Geburtshilfe Frauenheilkd 2013; 73 - V19
DOI: 10.1055/s-0033-1347720

Klinischer Nutzen des negativen Vorhersagewertes angiogener Faktoren in Patientinnen mit einem anamnestisch erhöhten Risiko für Präeklampsie

D Wertaschnigg 1, W Arzt 2
  • 1Universitätsfrauenklinik Salzburg, Gynäkologie und Geburtshilfe, Salzburg, Österreich
  • 2Landesfrauenklinik Linz, Pränatalmedizin, Linz, Österreich

Einleitung: Präeklampsie (PE) betrifft ca. 5% aller Schwangerschaften und trägt maßgeblich zur mütterlichen und kindlichen Morbidität bzw. Mortalität bei. Letztere ist vor allem durch die Kombination von Frühgeburtlichkeit und intrauteriner Wachstumsrestriktion (IUGR) erklärbar. Obwohl die Pathogenese nicht ganz geklärt ist, und es sich wahrscheinlich um ein multifaktorielles Geschehen handelt, wird eine abnorme Plazentation in der ersten Schwangerschaftshälfte als Schlüsselproblem gesehen. Mehrere Studien konnten zeigen, dass der Antiangiogenese-Faktor sFlt1 im Serum schwangerer Frauen mit PE bereits Wochen vor dem Auftreten klinischer Symptome erhöht, der Proangiogenese-Faktor PlGF hingegen erniedrigt ist. Frauen, die bereits in einer vorangegangenen Schwangerschaft eine PE bzw. HELLP-Syndrom hatten, haben ein erhöhtes Wiederholungsrisiko, welches umso höher ist, je früher das Ereignis stattgefunden hat. Dennoch haben viele Schwangere mit einem anamnestisch erhöhten Risiko eine normale Schwangerschaft mit unauffälligem Outcome. Die Fragestellung dieser Studie ist, ob ein normaler sFlt1/PlGF Quotient (< 85) bei Schwangeren mit einem anamnestisch erhöhten Risiko einen guten negativen Vorhersagewert darstellt.

Methode: Bei 63 Schwangeren mit einem anamnestisch erhöhten Risiko wurde zwischen der 9. und 34. SSW einmalig der sFlt1/PlGF Quotient bestimmt und mit dem Outcome korreliert.
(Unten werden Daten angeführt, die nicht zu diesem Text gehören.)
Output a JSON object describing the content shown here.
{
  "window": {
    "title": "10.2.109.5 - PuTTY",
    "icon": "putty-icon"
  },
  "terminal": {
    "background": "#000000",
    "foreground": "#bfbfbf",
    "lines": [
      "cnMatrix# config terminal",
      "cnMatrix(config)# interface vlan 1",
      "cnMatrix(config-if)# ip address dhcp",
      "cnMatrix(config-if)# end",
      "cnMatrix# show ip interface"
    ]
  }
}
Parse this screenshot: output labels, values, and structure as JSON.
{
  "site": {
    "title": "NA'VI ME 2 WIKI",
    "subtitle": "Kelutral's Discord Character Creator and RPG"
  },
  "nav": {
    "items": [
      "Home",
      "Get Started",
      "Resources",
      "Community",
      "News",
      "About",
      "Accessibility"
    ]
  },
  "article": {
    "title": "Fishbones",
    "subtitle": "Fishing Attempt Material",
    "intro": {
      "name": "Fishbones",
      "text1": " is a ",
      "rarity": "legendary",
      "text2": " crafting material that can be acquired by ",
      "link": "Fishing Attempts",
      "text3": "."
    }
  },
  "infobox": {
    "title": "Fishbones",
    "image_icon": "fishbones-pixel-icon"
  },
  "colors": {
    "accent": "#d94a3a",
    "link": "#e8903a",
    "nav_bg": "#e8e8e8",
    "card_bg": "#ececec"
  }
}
Ergebnisse: 25 Frauen hatten ein anamnestisch erhöhtes Risiko wegen PE in der vorangegangenen Schwangerschaft, 9 wegen HELLP-Syndrom, 12 wegen IUGR in einer früheren Schwangerschaft, 8 hatten eine vorbestehende primäre Hypertonie, 5 hatten einen Diabetes Mellitus Typ 1 und 4 hatten eine Abortus habitualis-Anamnese bei positiven Anti-Phospholipidantikörpern. Der durchschnittliche sFlt1/PlGF Quotient lag bei 9,2 und der Mittelwert bei 5 (1 – 58). Das durchschnittliche Gestationsalter bei der Entbindung lag bei 38,8 SSW, 14% (9/63) waren Frühgeburten, 6% (4/63) mussten vor der 34. SSW entbunden werden. Das durchschnittliche Geburtsgewicht lag bei 3,2 kg, 11% waren unter der 10. Perzentile und ebenso viele unter 2,5 kg. Nur 2 Neugeborene wogen unter 1,5 kg bei der Geburt, beide waren bezogen auf die Gestationsalter eutroph. Nur 3/63 mit einem a priori erhöhten Risiko aber mit einem normalen PE-Marker entwickelten schlussendlich doch eine Präeklampsie oder HELLP-Syndrom, jeweils in der 33., 35. und 36. SSW mit jedoch eutrophen Neugeborenen. 8 Frauen entwickelten eine Schwangerschaftshypertonie, aber alle bis auf eine (33. SSW) konnten nach 37+0 SSW entbunden werden.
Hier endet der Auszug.